Photo by Ryan Miller

‘Krapp’s Last Tape’

By Samuel Beckett
Directed by Michael Colgan
A Gate Theatre Dublin Production
Kirk Douglas Theatre, Center Theatre Group, Culver City, Calif.
Oct. 9 – Nov. 4, 2012

No matter what the play – “King Lear,” “Death of A Salesman” or “Peter Rabbit’s Big Adventure” — if John Hurt is onstage, you know you’re in for a good theatrical evening.

And if the play has depth and complexity, one demanding your close attention as well as all the skills of a gifted actor, you know you’re in for a very special theatrical evening.

Samuel Beckett’s “Krapp’s Last Tape” is such a play. John Hurt is such an actor. A pairing like this doesn’t occur very often and so when it does, you should run, not walk, to the Kirk Douglas Theatre in Culver City.

Strictly speaking, this is a one-actor play. In reality, it’s a two-character play: Hurt and an old reel-to-reel tape recorder.

The machine, with its collection of tapes, is a time capsule of Krapp’s (Hurt) life and it might as well be a living entity for all the long-ago emotions it stirs up. As the 69-year-old man starts and stops, restarts and stops again, a recording of his 39-year-old-self reflecting on both that time in his life and his still earlier 20-something-year-old-self, he is by turns appalled, rueful, scornful, embarrassed, amused and nostalgic.

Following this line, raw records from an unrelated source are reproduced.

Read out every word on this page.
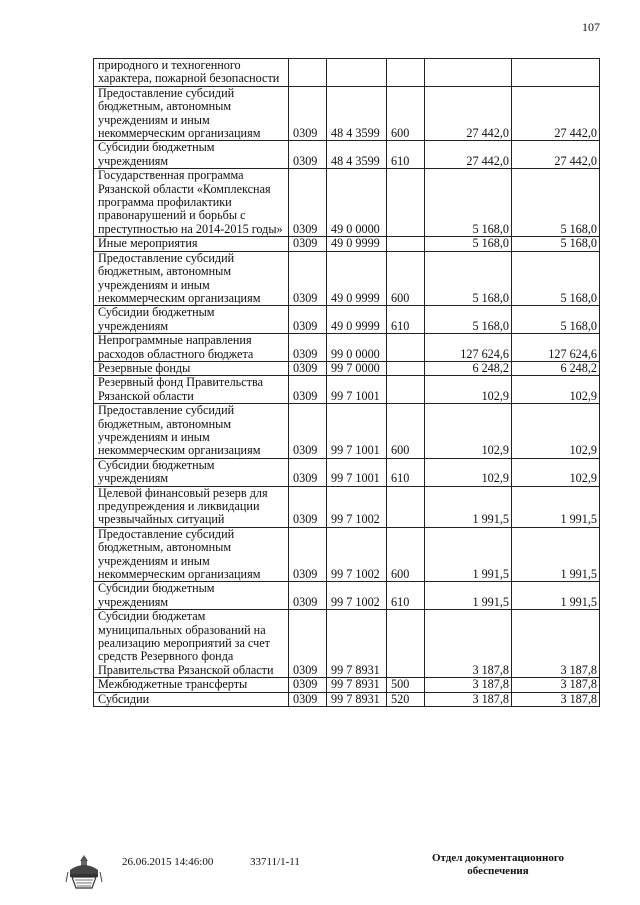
107
природного и техногенного характера, пожарной безопасности					
Предоставление субсидий бюджетным, автономным учреждениям и иным некоммерческим организациям	0309	48 4 3599	600	27 442,0	27 442,0
Субсидии бюджетным учреждениям	0309	48 4 3599	610	27 442,0	27 442,0
Государственная программа Рязанской области «Комплексная программа профилактики правонарушений и борьбы с преступностью на 2014-2015 годы»	0309	49 0 0000		5 168,0	5 168,0
Иные мероприятия	0309	49 0 9999		5 168,0	5 168,0
Предоставление субсидий бюджетным, автономным учреждениям и иным некоммерческим организациям	0309	49 0 9999	600	5 168,0	5 168,0
Субсидии бюджетным учреждениям	0309	49 0 9999	610	5 168,0	5 168,0
Непрограммные направления расходов областного бюджета	0309	99 0 0000		127 624,6	127 624,6
Резервные фонды	0309	99 7 0000		6 248,2	6 248,2
Резервный фонд Правительства Рязанской области	0309	99 7 1001		102,9	102,9
Предоставление субсидий бюджетным, автономным учреждениям и иным некоммерческим организациям	0309	99 7 1001	600	102,9	102,9
Субсидии бюджетным учреждениям	0309	99 7 1001	610	102,9	102,9
Целевой финансовый резерв для предупреждения и ликвидации чрезвычайных ситуаций	0309	99 7 1002		1 991,5	1 991,5
Предоставление субсидий бюджетным, автономным учреждениям и иным некоммерческим организациям	0309	99 7 1002	600	1 991,5	1 991,5
Субсидии бюджетным учреждениям	0309	99 7 1002	610	1 991,5	1 991,5
Субсидии бюджетам муниципальных образований на реализацию мероприятий за счет средств Резервного фонда Правительства Рязанской области	0309	99 7 8931		3 187,8	3 187,8
Межбюджетные трансферты	0309	99 7 8931	500	3 187,8	3 187,8
Субсидии	0309	99 7 8931	520	3 187,8	3 187,8
26.06.2015 14:46:00	33711/1-11	Отдел документационного обеспечения
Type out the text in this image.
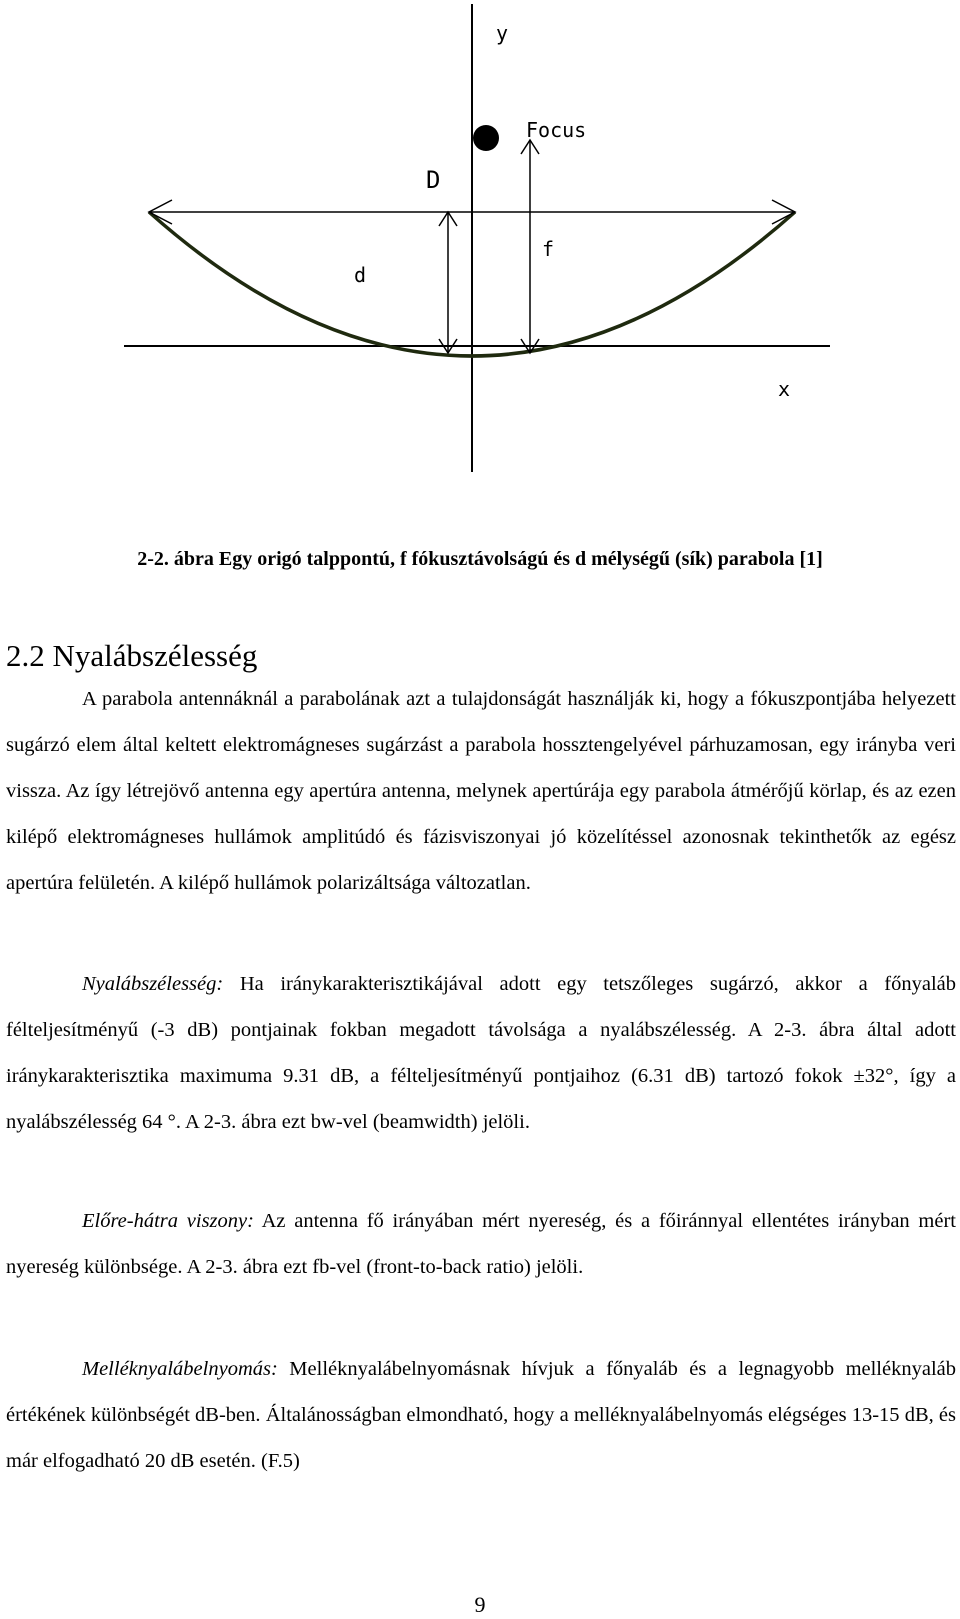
y
x
Focus
D
d
f
2-2. ábra Egy origó talppontú, f fókusztávolságú és d mélységű (sík) parabola [1]
2.2 Nyalábszélesség

A parabola antennáknál a parabolának azt a tulajdonságát használják ki, hogy a fókuszpontjába helyezett sugárzó elem által keltett elektromágneses sugárzást a parabola hossztengelyével párhuzamosan, egy irányba veri vissza. Az így létrejövő antenna egy apertúra antenna, melynek apertúrája egy parabola átmérőjű körlap, és az ezen kilépő elektromágneses hullámok amplitúdó és fázisviszonyai jó közelítéssel azonosnak tekinthetők az egész apertúra felületén. A kilépő hullámok polarizáltsága változatlan.

Nyalábszélesség: Ha iránykarakterisztikájával adott egy tetszőleges sugárzó, akkor a főnyaláb félteljesítményű (-3 dB) pontjainak fokban megadott távolsága a nyalábszélesség. A 2-3. ábra által adott iránykarakterisztika maximuma 9.31 dB, a félteljesítményű pontjaihoz (6.31 dB) tartozó fokok ±32°, így a nyalábszélesség 64 °. A 2-3. ábra ezt bw-vel (beamwidth) jelöli.

Előre-hátra viszony: Az antenna fő irányában mért nyereség, és a főiránnyal ellentétes irányban mért nyereség különbsége. A 2-3. ábra ezt fb-vel (front-to-back ratio) jelöli.

Melléknyalábelnyomás: Melléknyalábelnyomásnak hívjuk a főnyaláb és a legnagyobb melléknyaláb értékének különbségét dB-ben. Általánosságban elmondható, hogy a melléknyalábelnyomás elégséges 13-15 dB, és már elfogadható 20 dB esetén. (F.5)

9
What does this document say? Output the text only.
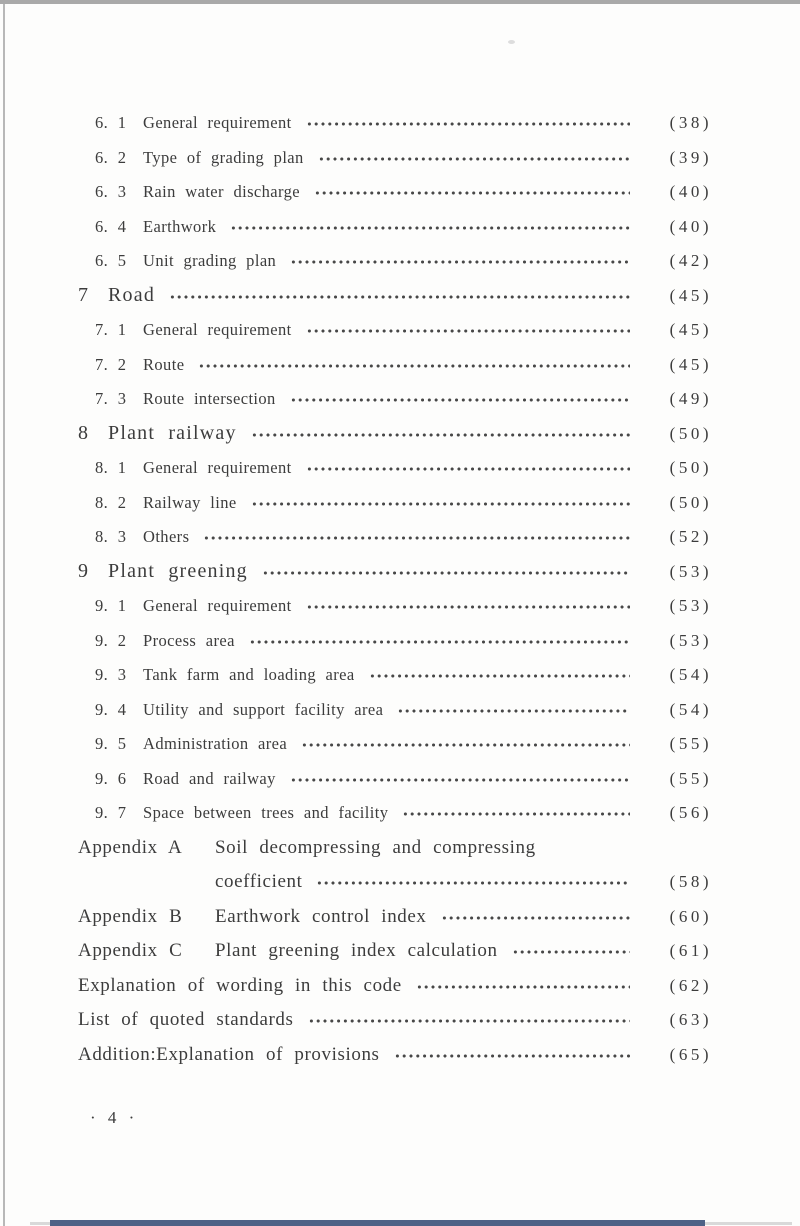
6. 1	General requirement	(38)
6. 2	Type of grading plan	(39)
6. 3	Rain water discharge	(40)
6. 4	Earthwork	(40)
6. 5	Unit grading plan	(42)
7 Road	(45)
7. 1	General requirement	(45)
7. 2	Route	(45)
7. 3	Route intersection	(49)
8 Plant railway	(50)
8. 1	General requirement	(50)
8. 2	Railway line	(50)
8. 3	Others	(52)
9 Plant greening	(53)
9. 1	General requirement	(53)
9. 2	Process area	(53)
9. 3	Tank farm and loading area	(54)
9. 4	Utility and support facility area	(54)
9. 5	Administration area	(55)
9. 6	Road and railway	(55)
9. 7	Space between trees and facility	(56)
Appendix A	Soil decompressing and compressing
coefficient	(58)
Appendix B	Earthwork control index	(60)
Appendix C	Plant greening index calculation	(61)
Explanation of wording in this code	(62)
List of quoted standards	(63)
Addition:Explanation of provisions	(65)
· 4 ·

“Just been listening to that stupid bastard I took for myself thirty years ago,” he snarls after listening to a lengthy, 30-year-old stream of consciousness about his mother’s death, a sexual moment with a woman on a punt (a flat-bottomed boat) on a lake, a flirtation with a nursemaid pushing a baby-carriage through a park and throwing a ball for a dog. “Hard to believe I was ever as bad as that. Thank God that’s all done with anyway.”

But is it? Krapp’s long pauses between the taped segments and his baleful stares into the far distance — or his own distant past — suggest otherwise.

The memory of an unsuccessful book — Beckett once had hoped to rival his friend, James Joyce, as a novelist, but opted, instead, to be a playwright — still stings: “Seventeen copies sold, of which eleven (went) at trade price to free circulating libraries beyond the seas — getting known.” And so does the memory of another woman: “Effie — could have been happy with her — up there on the Baltic and the pines and the dunes — could I? — and she? — bah!”

While the aging, dispirited Krapp might not be Beckett disrobing himself to the world (critics and biographers still debate this), this character does examine his life – and finds it sad.

Although Beckett wrote Krapp for his friend and contemporary Irishman, Patrick Magee, Hurt has now performed the role so often as to make it his own, just as Hal Holbrook has “Mark Twain Tonight.”

His performance, ably assisted by director Michael Colgan of Gate Theatre Dublin, is greatly enriched by his own body. Here’s how Beckett envisioned the character: “white face, purple nose, disorderly grey hair, unshaven, near-sighted, hard of hearing, cracked voice, labored walk.” Like the Appalachian Mountains of the East Coast, worn down and eroded by several hundred million years of weather, Hurt’s sorrowful, pouchy eyes, creased cheeks, furrowed brow and sagging jowls are the marks of a man worn down by a life of disappointments, missed opportunities and paths not taken.